The purpose of this application is to provide a simple experience of the process of creating an ML model and releasing a web application that uses that model.
- Model Creation: The Random Forest model is trained using a dataset of penguins, which is then saved using the joblib library for easy integration into the Streamlit app.
- Model Integration in Streamlit: The saved model is loaded and integrated into the Streamlit application, allowing for interactive prediction based on user-selected features.
- Deployment: The application is deployed on Streamlit Community Cloud, providing an easily accessible, hands-on experience of the complete model deployment pipeline.
This app allows users to explore the predictions made by a Random Forest model trained on the Palmer Penguins dataset. The model predicts penguin species based on various features such as species, island, bill measurements, flipper length, body mass, and sex. Users can interact with the app to see how different features influence the model's predictions.

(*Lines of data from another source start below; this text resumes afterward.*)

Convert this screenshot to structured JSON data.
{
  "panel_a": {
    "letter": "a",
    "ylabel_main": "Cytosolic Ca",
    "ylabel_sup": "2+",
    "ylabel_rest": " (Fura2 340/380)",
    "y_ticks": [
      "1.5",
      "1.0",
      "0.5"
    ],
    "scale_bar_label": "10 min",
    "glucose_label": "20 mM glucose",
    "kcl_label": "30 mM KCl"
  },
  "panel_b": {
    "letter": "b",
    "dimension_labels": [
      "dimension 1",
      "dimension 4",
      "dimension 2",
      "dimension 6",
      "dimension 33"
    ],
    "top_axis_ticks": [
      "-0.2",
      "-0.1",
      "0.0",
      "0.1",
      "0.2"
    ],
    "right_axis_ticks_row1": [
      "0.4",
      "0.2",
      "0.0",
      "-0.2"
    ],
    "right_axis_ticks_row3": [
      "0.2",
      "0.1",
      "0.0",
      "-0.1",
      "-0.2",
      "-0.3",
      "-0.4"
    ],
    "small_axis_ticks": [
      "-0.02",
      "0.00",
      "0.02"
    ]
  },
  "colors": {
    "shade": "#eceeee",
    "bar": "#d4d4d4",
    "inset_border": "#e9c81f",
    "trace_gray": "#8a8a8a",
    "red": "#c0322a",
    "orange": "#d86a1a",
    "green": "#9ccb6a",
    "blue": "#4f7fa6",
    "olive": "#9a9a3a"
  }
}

The model is trained using the Palmer Penguins dataset, a widely recognized dataset for practicing machine learning techniques. This dataset provides information on three penguin species (Adelie, Chinstrap, and Gentoo) from the Palmer Archipelago in Antarctica. Key features include:
- Species: The species of the penguin (Adelie, Chinstrap, Gentoo).
- Island: The specific island where the penguin was observed (Biscoe, Dream, Torgersen).
- Bill Length: The length of the penguin's bill (mm).
- Bill Depth: The depth of the penguin's bill (mm).
- Flipper Length: The length of the penguin's flipper (mm).
- Body Mass: The mass of the penguin (g).
- Sex: The sex of the penguin (male or female).
This dataset is sourced from Kaggle, and it can be accessed here. The diversity in features makes it an excellent choice for building a classification model and understanding the importance of each feature in species prediction.
- Python
- Streamlit: For creating the web application interface.
- scikit-learn: For loading and using the pre-trained Random Forest model.
- NumPy & Pandas: For data manipulation and processing.
- Matplotlib & Seaborn: For generating visualizations.